Armut und Fürsorge in der Ersten Republik: Arbeitslosigkeit und „Heimatrecht“
Das Schild mit der Aufschrift „Betteln und Hausieren verboten“ wirft die Frage auf, wie eine Gesellschaft mit Armut und sozialer Ungleichheit umgeht. In der Diskussion um die Sozialleistungen des Staates ist diese Frage bis heute zentral.
In der Ersten Republik war (je nach Bundesland) Betteln bzw. Vagabundieren verboten. Schilder wie dieses sollten Bettlerinnen und Bettler fernhalten.
Dies war auch die Idee des „Bettelautomaten“, den Sie hier als Nachbau finden können. Diese Erfindung der 1920er Jahre ging nie in Produktion. Bei dem hier nachgebauten Automaten können Sie eine Münze herausdrücken. Darauf finden Sie einen Weblink zum Online-Zeitgeschichte-Lexikon des Hauses der Geschichte Österreich, das auch einige Artikel zum Thema Armut enthält.
Nach dem Ersten Weltkrieg waren weite Teile der Gesellschaft von Armut betroffen. Es fehlte an Lebensmitteln und Heizmaterial, die sich rasch verbreitende Spanische Grippe forderte tausende Todesopfer.
Die junge Republik hatte darüber hinaus die wirtschaftlichen Folgen des Krieges zu bewältigen, wie zum Beispiel die Entwertung des Geldes. Mit der Einführung des Schillings und mithilfe internationaler Kredite konnte die Lage in den 1920er Jahren etwas stabilisiert werden.
In einigen Städten, vor allem im sozialdemokratischen „Roten Wien“, entstanden in dieser Zeit die ersten Gemeindebauten. Durch die Einführung einer Luxussteuer wurde versucht, Arbeiterinnen und Arbeitern menschenwürdige und leistbare Wohnungen zu bieten. Der hier als Lego-Modell dargestellte Karl-Marx-Hof ist einer der bekanntesten Gemeindebauten Österreichs.
In den 1930er Jahren führte eine internationale Wirtschaftskrise auch in Österreich zu einer katastrophalen Situation. Viele Menschen verloren ihre Arbeit oder erhielten weniger Lohn. Sozialleistungen wurden eingespart. Immer mehr Menschen lebten in Armut. Etwa 22 Prozent aller Staatsbürgerinnen und Staatsbürger waren im Jahr 1932 arbeitslos.

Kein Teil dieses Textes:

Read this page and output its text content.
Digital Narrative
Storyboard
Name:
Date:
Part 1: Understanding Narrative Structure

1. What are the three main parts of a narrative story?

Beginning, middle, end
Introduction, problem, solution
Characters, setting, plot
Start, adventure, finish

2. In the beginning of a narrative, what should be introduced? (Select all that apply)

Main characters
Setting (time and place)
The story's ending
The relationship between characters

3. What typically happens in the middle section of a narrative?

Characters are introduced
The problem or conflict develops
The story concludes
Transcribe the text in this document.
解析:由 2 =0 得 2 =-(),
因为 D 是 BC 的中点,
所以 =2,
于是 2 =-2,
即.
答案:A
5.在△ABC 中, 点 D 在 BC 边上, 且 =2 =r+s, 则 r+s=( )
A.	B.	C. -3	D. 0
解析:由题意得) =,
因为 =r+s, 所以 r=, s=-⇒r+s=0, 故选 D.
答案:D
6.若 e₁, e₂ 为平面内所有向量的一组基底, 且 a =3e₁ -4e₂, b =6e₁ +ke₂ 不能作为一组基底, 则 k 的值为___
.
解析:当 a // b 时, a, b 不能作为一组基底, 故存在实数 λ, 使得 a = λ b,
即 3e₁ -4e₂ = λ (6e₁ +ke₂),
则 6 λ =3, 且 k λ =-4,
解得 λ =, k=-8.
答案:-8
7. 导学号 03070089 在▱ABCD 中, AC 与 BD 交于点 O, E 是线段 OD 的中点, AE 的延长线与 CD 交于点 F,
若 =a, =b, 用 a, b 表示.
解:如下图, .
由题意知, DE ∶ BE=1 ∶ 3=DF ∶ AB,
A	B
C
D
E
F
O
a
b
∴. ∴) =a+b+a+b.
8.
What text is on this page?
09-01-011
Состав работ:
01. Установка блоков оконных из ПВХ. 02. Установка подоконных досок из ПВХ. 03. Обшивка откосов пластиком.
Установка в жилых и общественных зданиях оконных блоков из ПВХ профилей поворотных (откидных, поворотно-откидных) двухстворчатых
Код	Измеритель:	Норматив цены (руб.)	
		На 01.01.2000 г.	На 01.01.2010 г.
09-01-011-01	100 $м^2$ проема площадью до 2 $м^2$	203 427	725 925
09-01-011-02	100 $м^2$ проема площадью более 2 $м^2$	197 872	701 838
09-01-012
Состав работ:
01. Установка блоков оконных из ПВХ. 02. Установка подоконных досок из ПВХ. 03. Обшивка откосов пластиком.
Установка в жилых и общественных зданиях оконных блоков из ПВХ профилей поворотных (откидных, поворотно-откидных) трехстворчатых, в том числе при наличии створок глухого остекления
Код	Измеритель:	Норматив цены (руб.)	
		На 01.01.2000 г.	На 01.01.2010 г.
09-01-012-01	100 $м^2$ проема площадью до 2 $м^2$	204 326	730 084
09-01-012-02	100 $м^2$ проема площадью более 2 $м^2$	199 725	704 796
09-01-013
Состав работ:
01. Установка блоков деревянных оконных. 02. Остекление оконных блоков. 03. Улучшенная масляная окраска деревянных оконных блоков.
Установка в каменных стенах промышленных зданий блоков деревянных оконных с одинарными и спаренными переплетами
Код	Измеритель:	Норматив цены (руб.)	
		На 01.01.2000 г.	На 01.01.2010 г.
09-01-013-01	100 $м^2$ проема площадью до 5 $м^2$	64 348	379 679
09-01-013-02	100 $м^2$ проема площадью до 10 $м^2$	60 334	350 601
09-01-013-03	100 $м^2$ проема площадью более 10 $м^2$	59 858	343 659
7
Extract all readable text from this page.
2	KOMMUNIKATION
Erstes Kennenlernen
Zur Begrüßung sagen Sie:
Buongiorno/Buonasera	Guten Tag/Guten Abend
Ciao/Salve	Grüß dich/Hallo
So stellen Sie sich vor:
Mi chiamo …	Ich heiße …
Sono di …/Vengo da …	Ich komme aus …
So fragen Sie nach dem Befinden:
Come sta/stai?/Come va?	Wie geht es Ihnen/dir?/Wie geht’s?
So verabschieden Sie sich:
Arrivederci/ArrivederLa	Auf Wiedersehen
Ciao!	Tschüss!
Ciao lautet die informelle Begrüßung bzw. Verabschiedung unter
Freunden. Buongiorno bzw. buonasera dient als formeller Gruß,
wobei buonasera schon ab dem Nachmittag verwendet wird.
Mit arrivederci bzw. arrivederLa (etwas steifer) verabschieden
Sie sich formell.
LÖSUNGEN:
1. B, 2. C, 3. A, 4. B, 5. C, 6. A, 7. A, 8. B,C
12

Eine Unterstützung vonseiten des Staates war in dieser Zeit an das sogenannte Heimatrecht gebunden – eine Regelung, die noch aus der Monarchie stammte und bis 1938 in Kraft war. Es bedeutete, dass man nur an dem Ort Unterstützung erhielt, an dem man heimatberechtigt war. Dies wiederum war jener Ort, an dem die eigene Mutter zum Zeitpunkt der eigenen Geburt gemeldet war. Auf diese Weise wurden Menschen, die im Laufe ihres Lebens aus ihrer Herkunftsgemeinde weggezogen waren, von Hilfsleistungen ausgeschlossen. Das betraf in den 1930er Jahren in den Städten rund die Hälfte aller Bewohnerinnen und Bewohner.
Wenn Sie nach rechts gehen, vorbei an der großen, hölzernen Wäschemangel und vorbei an der Vitrine mit dem Spiel Spekulation, finden Sie eine weitere Vitrine. Darin liegt ein Kassenbuch eines Armenrats einer hoch verschuldeten Landgemeinde, die viele Arbeitslose aus den Städten zu versorgen hatte. Darüber hängt in einem Rahmen ein Heimatschein.